Like Hopple, other former detainees reported losing significant weight due to the quantity and quality of the institutions' food. But Hopple's journey to the jail had been tangled in the deeper criminal justice abuses in St. Francois County: In 2015, he'd been arrested on suspicion of child sexual misconduct, and although the state Child Abuse and Neglect Review Board ruled that the allegations were "unsubstantiated," St. Francois Prosecuting Attorney Jerrod Mahurin took the case to a grand jury, which returned an indictment.

What happened to Hopple next became the subject of a 2018 report by St. Louis Post-Dispatch columnist Tony Messenger, whose investigation that year into Missouri's de facto system of debtors prisons would earn him a Pulitzer Prize. As Messenger reported, Hopple lost his job and, as a result of Mahurin's many court delays, was forced to pay for an ankle monitor for months on end.

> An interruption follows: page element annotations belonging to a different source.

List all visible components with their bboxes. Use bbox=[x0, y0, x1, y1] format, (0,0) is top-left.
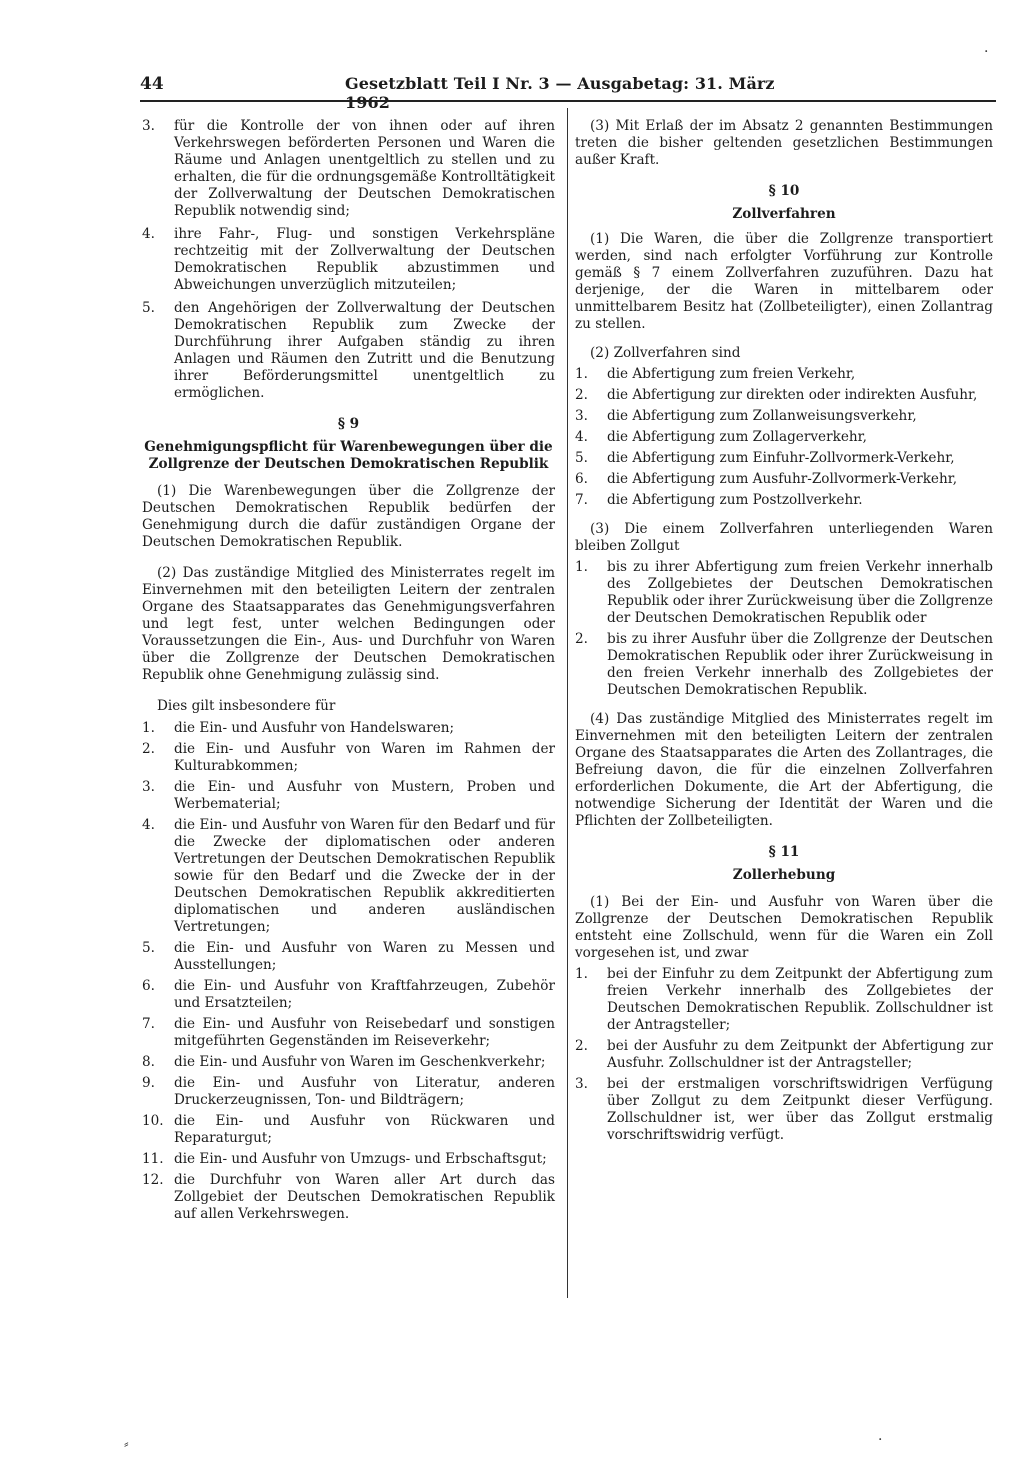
list-item: 7. die Abfertigung zum Postzollverkehr. bbox=[575, 492, 863, 508]
list-item: 4. die Ein- und Ausfuhr von Waren für den Bedarf und für die Zwecke der diplomatischen oder anderen Vertretungen der Deutschen Demokratischen Republik sowie für den Bedarf und die Zwecke der in der Deutschen Demokratischen Republik akkreditierten diplomatischen und anderen ausländischen Vertretungen; bbox=[142, 817, 555, 935]
list-item: 3. für die Kontrolle der von ihnen oder auf ihren Verkehrswegen beförderten Personen und Waren die Räume und Anlagen unentgeltlich zu stellen und zu erhalten, die für die ordnungsgemäße Kontrolltätigkeit der Zollverwaltung der Deutschen Demokratischen Republik notwendig sind; bbox=[142, 118, 555, 219]
paragraph: (1) Die Warenbewegungen über die Zollgrenze der Deutschen Demokratischen Republik bedürfen der Genehmigung durch die dafür zuständigen Organe der Deutschen Demokratischen Republik. bbox=[142, 483, 555, 550]
list-item: 2. bis zu ihrer Ausfuhr über die Zollgrenze der Deutschen Demokratischen Republik oder ihrer Zurückweisung in den freien Verkehr innerhalb des Zollgebietes der Deutschen Demokratischen Republik. bbox=[575, 631, 993, 698]
list-item: 10. die Ein- und Ausfuhr von Rückwaren und Reparaturgut; bbox=[142, 1113, 555, 1146]
list-item: 6. die Abfertigung zum Ausfuhr-Zollvormerk-Verkehr, bbox=[575, 471, 958, 487]
page-header bbox=[140, 74, 780, 112]
section-number: § 10 bbox=[768, 183, 800, 199]
list-item: 4. ihre Fahr-, Flug- und sonstigen Verkehrspläne rechtzeitig mit der Zollverwaltung der Deutschen Demokratischen Republik abzustimmen und Abweichungen unverzüglich mitzuteilen; bbox=[142, 226, 555, 293]
paragraph: (1) Die Waren, die über die Zollgrenze transportiert werden, sind nach erfolgter Vorführung zur Kontrolle gemäß § 7 einem Zollverfahren zuzuführen. Dazu hat derjenige, der die Waren in mittelbarem oder unmittelbarem Besitz hat (Zollbeteiligter), einen Zollantrag zu stellen. bbox=[575, 231, 993, 332]
list-item: 1. die Abfertigung zum freien Verkehr, bbox=[575, 366, 856, 382]
left-column bbox=[142, 118, 555, 1223]
gazette-title: Gesetzblatt Teil I Nr. 3 — Ausgabetag: 31. März 1962 bbox=[345, 74, 775, 112]
list-item: 3. bei der erstmaligen vorschriftswidrigen Verfügung über Zollgut zu dem Zeitpunkt dieser Verfügung. Zollschuldner ist, wer über das Zollgut erstmalig vorschriftswidrig verfügt. bbox=[575, 1076, 993, 1143]
list-item: 1. bis zu ihrer Abfertigung zum freien Verkehr innerhalb des Zollgebietes der Deutschen Demokratischen Republik oder ihrer Zurückweisung über die Zollgrenze der Deutschen Demokratischen Republik oder bbox=[575, 559, 994, 626]
header-rule bbox=[140, 100, 996, 102]
list-item: 3. die Abfertigung zum Zollanweisungsverkehr, bbox=[575, 408, 917, 424]
list-item: 12. die Durchfuhr von Waren aller Art durch das Zollgebiet der Deutschen Demokratischen Republik auf allen Verkehrswegen. bbox=[142, 1172, 555, 1222]
list-item: 1. die Ein- und Ausfuhr von Handelswaren; bbox=[142, 720, 455, 736]
paragraph: (4) Das zuständige Mitglied des Ministerrates regelt im Einvernehmen mit den beteiligten Leitern der zentralen Organe des Staatsapparates die Arten des Zollantrages, die Befreiung davon, die für die einzelnen Zollverfahren erforderlichen Dokumente, die Art der Abfertigung, die notwendige Sicherung der Identität der Waren und die Pflichten der Zollbeteiligten. bbox=[575, 711, 993, 829]
list-item: 2. die Ein- und Ausfuhr von Waren im Rahmen der Kulturabkommen; bbox=[142, 741, 555, 774]
column-divider bbox=[567, 108, 568, 1298]
list-item: 3. die Ein- und Ausfuhr von Mustern, Proben und Werbematerial; bbox=[142, 779, 555, 812]
section-title: Genehmigungspflicht für Warenbewegungen über die Zollgrenze der Deutschen Demokratischen Republik bbox=[144, 439, 553, 472]
paragraph: (1) Bei der Ein- und Ausfuhr von Waren über die Zollgrenze der Deutschen Demokratischen Republik entsteht eine Zollschuld, wenn für die Waren ein Zoll vorgesehen ist, und zwar bbox=[575, 894, 993, 961]
list-item: 1. bei der Einfuhr zu dem Zeitpunkt der Abfertigung zum freien Verkehr innerhalb des Zollgebietes der Deutschen Demokratischen Republik. Zollschuldner ist der Antragsteller; bbox=[575, 966, 993, 1033]
list-item: 5. die Ein- und Ausfuhr von Waren zu Messen und Ausstellungen; bbox=[142, 940, 555, 973]
section-title: Zollverfahren bbox=[732, 206, 836, 222]
scan-speck: · bbox=[984, 44, 989, 60]
paragraph: (3) Die einem Zollverfahren unterliegenden Waren bleiben Zollgut bbox=[575, 521, 993, 554]
scan-speck: ⸗ bbox=[124, 1436, 129, 1452]
section-number: § 9 bbox=[337, 416, 360, 432]
list-item: 5. die Abfertigung zum Einfuhr-Zollvormerk-Verkehr, bbox=[575, 450, 955, 466]
section-number: § 11 bbox=[768, 844, 800, 860]
list-item: 7. die Ein- und Ausfuhr von Reisebedarf und sonstigen mitgeführten Gegenständen im Reiseverkehr; bbox=[142, 1016, 555, 1049]
list-item: 9. die Ein- und Ausfuhr von Literatur, anderen Druckerzeugnissen, Ton- und Bildträgern; bbox=[142, 1075, 555, 1108]
list-item: 2. bei der Ausfuhr zu dem Zeitpunkt der Abfertigung zur Ausfuhr. Zollschuldner ist der Antragsteller; bbox=[575, 1038, 993, 1071]
scan-speck: · bbox=[878, 1432, 883, 1448]
list-item: 5. den Angehörigen der Zollverwaltung der Deutschen Demokratischen Republik zum Zwecke der Durchführung ihrer Aufgaben ständig zu ihren Anlagen und Räumen den Zutritt und die Benutzung ihrer Beförderungsmittel unentgeltlich zu ermöglichen. bbox=[142, 300, 555, 401]
paragraph: (3) Mit Erlaß der im Absatz 2 genannten Bestimmungen treten die bisher geltenden gesetzlichen Bestimmungen außer Kraft. bbox=[575, 118, 993, 168]
list-item: 4. die Abfertigung zum Zollagerverkehr, bbox=[575, 429, 867, 445]
list-item: 11. die Ein- und Ausfuhr von Umzugs- und Erbschaftsgut; bbox=[142, 1151, 547, 1167]
section-title: Zollerhebung bbox=[732, 867, 836, 883]
paragraph: (2) Das zuständige Mitglied des Ministerrates regelt im Einvernehmen mit den beteiligten Leitern der zentralen Organe des Staatsapparates das Genehmigungsverfahren und legt fest, unter welchen Bedingungen oder Voraussetzungen die Ein-, Aus- und Durchfuhr von Waren über die Zollgrenze der Deutschen Demokratischen Republik ohne Genehmigung zulässig sind. bbox=[142, 565, 555, 683]
list-item: 8. die Ein- und Ausfuhr von Waren im Geschenkverkehr; bbox=[142, 1054, 546, 1070]
list-item: 2. die Abfertigung zur direkten oder indirekten Ausfuhr, bbox=[575, 387, 978, 403]
list-item: 6. die Ein- und Ausfuhr von Kraftfahrzeugen, Zubehör und Ersatzteilen; bbox=[142, 978, 555, 1011]
page-number: 44 bbox=[140, 74, 164, 94]
right-column bbox=[575, 118, 993, 1144]
list-intro: Dies gilt insbesondere für bbox=[157, 698, 336, 714]
paragraph: (2) Zollverfahren sind bbox=[590, 345, 741, 361]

In 2018, when Hopple no longer had the means to pay, he was thrown in jail for violating the terms of his probation. The charge of child sexual misconduct was later dropped. (Also in 2018, Mahurin himself was accused of sexual harassment by multiple employees. He lost his reelection bid later that year.)

Along with ArchCity Defenders, the lawsuit is being brought by Farmington lawyer Vonne Karraker, who has spent years criticizing the conditions at the jail. She'd also represented the family of Bill Ames, who died in jail in 2019 after being strapped into a restraint chair and left for hours.